Only 250 compounds out of 10 000 newly discovered reach the pre-clinical phase. Only very few enter the clinical phase and only 1 of 5 tested in clinical trials is approved by the regulatory agency and registered.
Therefore it is not surprising that the number of newly discovered compounds is not particularly high. Also alarming is the fact that the number of newly discovered compounds is steadily decreasing. Despite of this fact, the costs of new drug development are constantly rising. This is primarily due to the ever increasing demands on the safety and efficacy of the new drugs. From the medical and ethical perspective, it is desirable that the new effective drug was available to the largest possible number of patients as soon as possible after the registration. Profit from the sale of the drug can the manufacturer then use for the further research.
After the end of patent and data protection is a genuine know-how made available to generic drugs manufacturers.
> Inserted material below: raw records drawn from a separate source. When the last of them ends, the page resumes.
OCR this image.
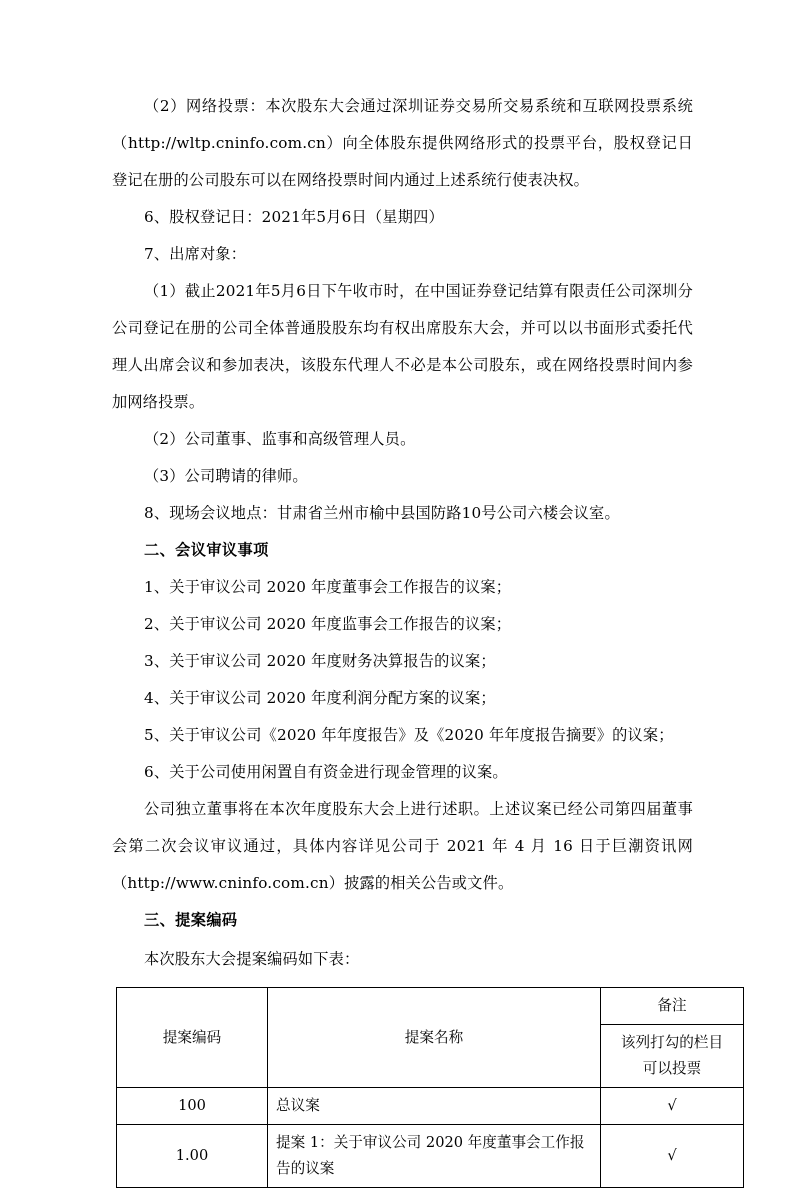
（2）网络投票：本次股东大会通过深圳证券交易所交易系统和互联网投票系统（http://wltp.cninfo.com.cn）向全体股东提供网络形式的投票平台，股权登记日登记在册的公司股东可以在网络投票时间内通过上述系统行使表决权。

6、股权登记日：2021年5月6日（星期四）

7、出席对象：

（1）截止2021年5月6日下午收市时，在中国证券登记结算有限责任公司深圳分公司登记在册的公司全体普通股股东均有权出席股东大会，并可以以书面形式委托代理人出席会议和参加表决，该股东代理人不必是本公司股东，或在网络投票时间内参加网络投票。

（2）公司董事、监事和高级管理人员。

（3）公司聘请的律师。

8、现场会议地点：甘肃省兰州市榆中县国防路10号公司六楼会议室。

二、会议审议事项

1、关于审议公司 2020 年度董事会工作报告的议案；

2、关于审议公司 2020 年度监事会工作报告的议案；

3、关于审议公司 2020 年度财务决算报告的议案；

4、关于审议公司 2020 年度利润分配方案的议案；

5、关于审议公司《2020 年年度报告》及《2020 年年度报告摘要》的议案；

6、关于公司使用闲置自有资金进行现金管理的议案。

公司独立董事将在本次年度股东大会上进行述职。上述议案已经公司第四届董事会第二次会议审议通过，具体内容详见公司于 2021 年 4 月 16 日于巨潮资讯网（http://www.cninfo.com.cn）披露的相关公告或文件。

三、提案编码

本次股东大会提案编码如下表：

提案编码	提案名称	备注

		该列打勾的栏目
可以投票

100	总议案	√
1.00	提案 1：关于审议公司 2020 年度董事会工作报告的议案	√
Good Clinical Practice (GCP) – is a set of internationally recognized quality requirements on ethical and scientific issues that must be followed when creating the design of the trial and also during the whole conduct of the clinical trial , in preparation of clinical trial documentation and clinical trial reports in trials that are carried out in humans. Compliance with the good clinical practice ensures and guarantees the protection of the rights , safety and health of the people participating in the trial, who are administered the investigational product or investigational drug or who are enrolled to the control group. The credibility of the clinical trial results is ensured.
Clinical trials on medicinal products (Clinical Trial) - all research done in humans, establishing or confirming clinical effects, pharmacological effects or other pharmacodynamic effects, which demonstrate any kind of side effects and which are used to find the absorption, distribution, metabolism and excretion of one or more investigational medicinal products for human use in order to determine their safety and efficacy; clinical trial also evaluates the bioavailability and bioequivalence of the study drug.
What is a clinical trial?
Clinical trials of products (future drugs that have not been registered yet) or medicinal products for human use is done in a healthy volunteers or patients. Clinical trials in humans are conducted in compliance with the Law on Medicinal Products (Act no. 140/1998 Coll medicines and medical devices) and also it needs to comply with the conditions of biomedical research determined by the special regulations.
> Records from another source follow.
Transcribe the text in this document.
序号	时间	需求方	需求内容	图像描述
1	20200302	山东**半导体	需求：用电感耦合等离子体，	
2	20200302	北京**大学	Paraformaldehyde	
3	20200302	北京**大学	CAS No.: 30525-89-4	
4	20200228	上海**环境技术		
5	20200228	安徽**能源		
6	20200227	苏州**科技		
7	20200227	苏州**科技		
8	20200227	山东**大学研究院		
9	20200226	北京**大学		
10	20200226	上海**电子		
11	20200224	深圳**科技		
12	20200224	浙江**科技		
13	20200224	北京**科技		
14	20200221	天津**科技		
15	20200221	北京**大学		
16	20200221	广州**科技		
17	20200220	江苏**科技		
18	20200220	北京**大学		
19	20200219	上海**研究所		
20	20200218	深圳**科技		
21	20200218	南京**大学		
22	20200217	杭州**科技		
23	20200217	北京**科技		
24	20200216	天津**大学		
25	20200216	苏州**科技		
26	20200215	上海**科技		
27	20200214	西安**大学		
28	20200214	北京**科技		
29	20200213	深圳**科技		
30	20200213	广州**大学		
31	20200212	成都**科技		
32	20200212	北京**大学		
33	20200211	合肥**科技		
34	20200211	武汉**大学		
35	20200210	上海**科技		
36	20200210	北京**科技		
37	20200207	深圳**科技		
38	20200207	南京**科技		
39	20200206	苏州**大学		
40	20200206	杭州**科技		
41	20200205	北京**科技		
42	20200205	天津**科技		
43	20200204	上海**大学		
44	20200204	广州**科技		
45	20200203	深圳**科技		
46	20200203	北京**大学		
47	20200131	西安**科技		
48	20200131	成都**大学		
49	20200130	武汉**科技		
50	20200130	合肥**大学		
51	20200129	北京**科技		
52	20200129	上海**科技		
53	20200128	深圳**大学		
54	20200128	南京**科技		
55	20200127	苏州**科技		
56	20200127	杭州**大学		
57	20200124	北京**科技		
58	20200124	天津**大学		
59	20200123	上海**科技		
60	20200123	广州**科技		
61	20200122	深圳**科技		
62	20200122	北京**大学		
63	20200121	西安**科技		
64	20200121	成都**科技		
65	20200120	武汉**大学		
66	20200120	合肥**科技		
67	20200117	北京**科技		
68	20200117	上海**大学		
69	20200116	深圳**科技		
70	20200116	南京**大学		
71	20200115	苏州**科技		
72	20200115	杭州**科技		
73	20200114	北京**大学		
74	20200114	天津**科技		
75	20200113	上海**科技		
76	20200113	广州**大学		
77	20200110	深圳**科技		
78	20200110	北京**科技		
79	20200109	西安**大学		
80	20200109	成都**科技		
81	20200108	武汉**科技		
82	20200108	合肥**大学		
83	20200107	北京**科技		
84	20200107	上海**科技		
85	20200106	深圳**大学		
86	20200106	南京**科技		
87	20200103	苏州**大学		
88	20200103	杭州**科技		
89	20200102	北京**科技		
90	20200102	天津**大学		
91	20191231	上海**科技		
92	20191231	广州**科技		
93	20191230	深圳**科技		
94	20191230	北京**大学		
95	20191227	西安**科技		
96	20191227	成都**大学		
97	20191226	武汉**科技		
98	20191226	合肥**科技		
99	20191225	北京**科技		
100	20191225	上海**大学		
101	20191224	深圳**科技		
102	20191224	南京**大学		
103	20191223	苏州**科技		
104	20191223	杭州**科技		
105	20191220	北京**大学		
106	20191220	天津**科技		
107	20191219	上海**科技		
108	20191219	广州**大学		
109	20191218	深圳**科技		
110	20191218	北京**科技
Clinical trials are carried out in four phases:
What is the active ingredient, drug and medicine ?
The active substance, respectively drug is chemically uniform or non-uniform substance of human, plant, animal, chemical or natural origin, which is the carrier of the biological effect that can be used as a protection from the disease, for the diagnosis of the disease, treatment of diseases or for the modification of physical function. Medicinal product is a drug or combination of drugs and adjuvants adapted by a technological process to a dosage form, intended to protect from the disease, help to diagnose the disease, treatment of the disease or for modification of physical functions.
Human medicine is intended for use in humans.
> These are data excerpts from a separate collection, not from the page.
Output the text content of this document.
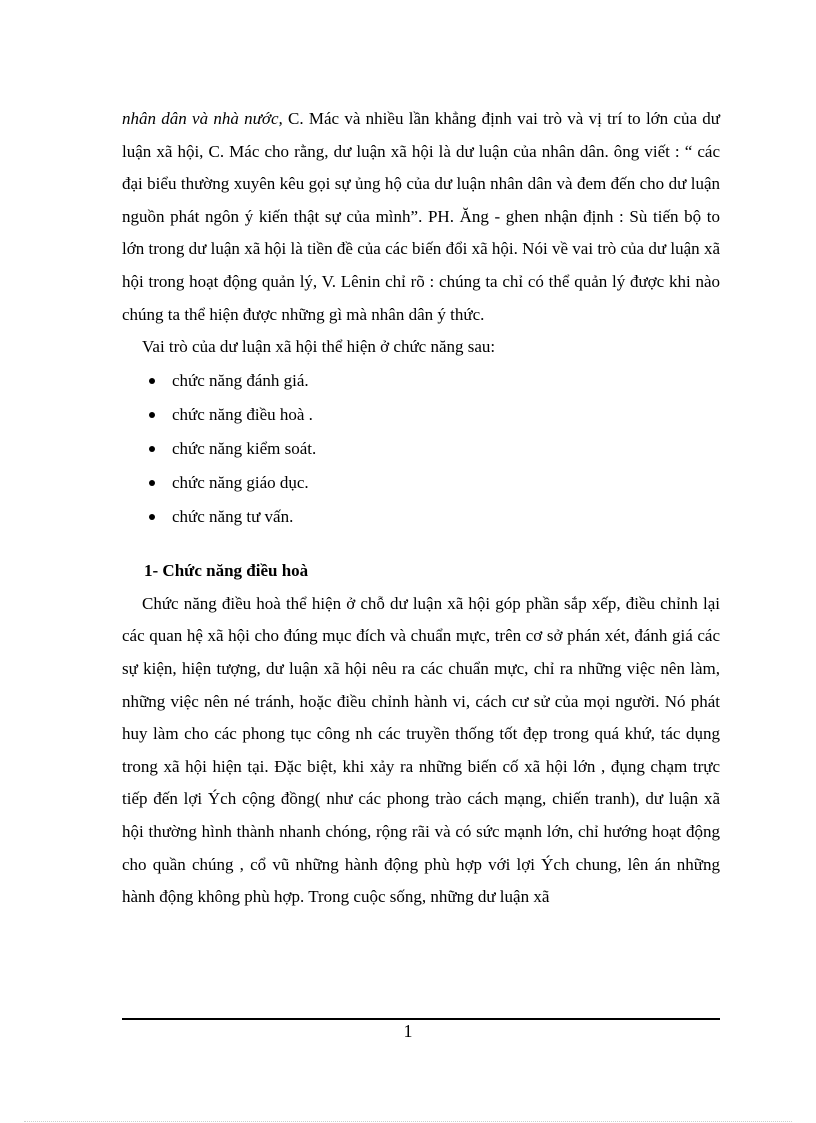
nhân dân và nhà nước, C. Mác và nhiều lần khẳng định vai trò và vị trí to lớn của dư luận xã hội, C. Mác cho rằng, dư luận xã hội là dư luận của nhân dân. ông viết : “ các đại biểu thường xuyên kêu gọi sự ủng hộ của dư luận nhân dân và đem đến cho dư luận nguồn phát ngôn ý kiến thật sự của mình”. PH. Ăng - ghen nhận định : Sù tiến bộ to lớn trong dư luận xã hội là tiền đề của các biến đổi xã hội. Nói về vai trò của dư luận xã hội trong hoạt động quản lý, V. Lênin chỉ rõ : chúng ta chỉ có thể quản lý được khi nào chúng ta thể hiện được những gì mà nhân dân ý thức.

Vai trò của dư luận xã hội thể hiện ở chức năng sau:

chức năng đánh giá.
chức năng điều hoà .
chức năng kiểm soát.
chức năng giáo dục.
chức năng tư vấn.

1- Chức năng điều hoà

Chức năng điều hoà thể hiện ở chỗ dư luận xã hội góp phần sắp xếp, điều chỉnh lại các quan hệ xã hội cho đúng mục đích và chuẩn mực, trên cơ sở phán xét, đánh giá các sự kiện, hiện tượng, dư luận xã hội nêu ra các chuẩn mực, chỉ ra những việc nên làm, những việc nên né tránh, hoặc điều chỉnh hành vi, cách cư sử của mọi người. Nó phát huy làm cho các phong tục công nh các truyền thống tốt đẹp trong quá khứ, tác dụng trong xã hội hiện tại. Đặc biệt, khi xảy ra những biến cố xã hội lớn , đụng chạm trực tiếp đến lợi Ých cộng đồng( như các phong trào cách mạng, chiến tranh), dư luận xã hội thường hình thành nhanh chóng, rộng rãi và có sức mạnh lớn, chỉ hướng hoạt động cho quần chúng , cổ vũ những hành động phù hợp với lợi Ých chung, lên án những hành động không phù hợp. Trong cuộc sống, những dư luận xã

1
Do you know what is meant by 'adjuvant'?
An adjuvant is a chemically uniform or non-uniform substance, that in an amount used for the manufacturing or preparation of the medicinal product itself has no therapeutic effect, but allows or facilitates the production or preparation of the product, helps its administration, improves its quality or stability and bioavailability.
What does the term drug registration mean?
Drug registration is the marketing authorization and record on the list of registered products.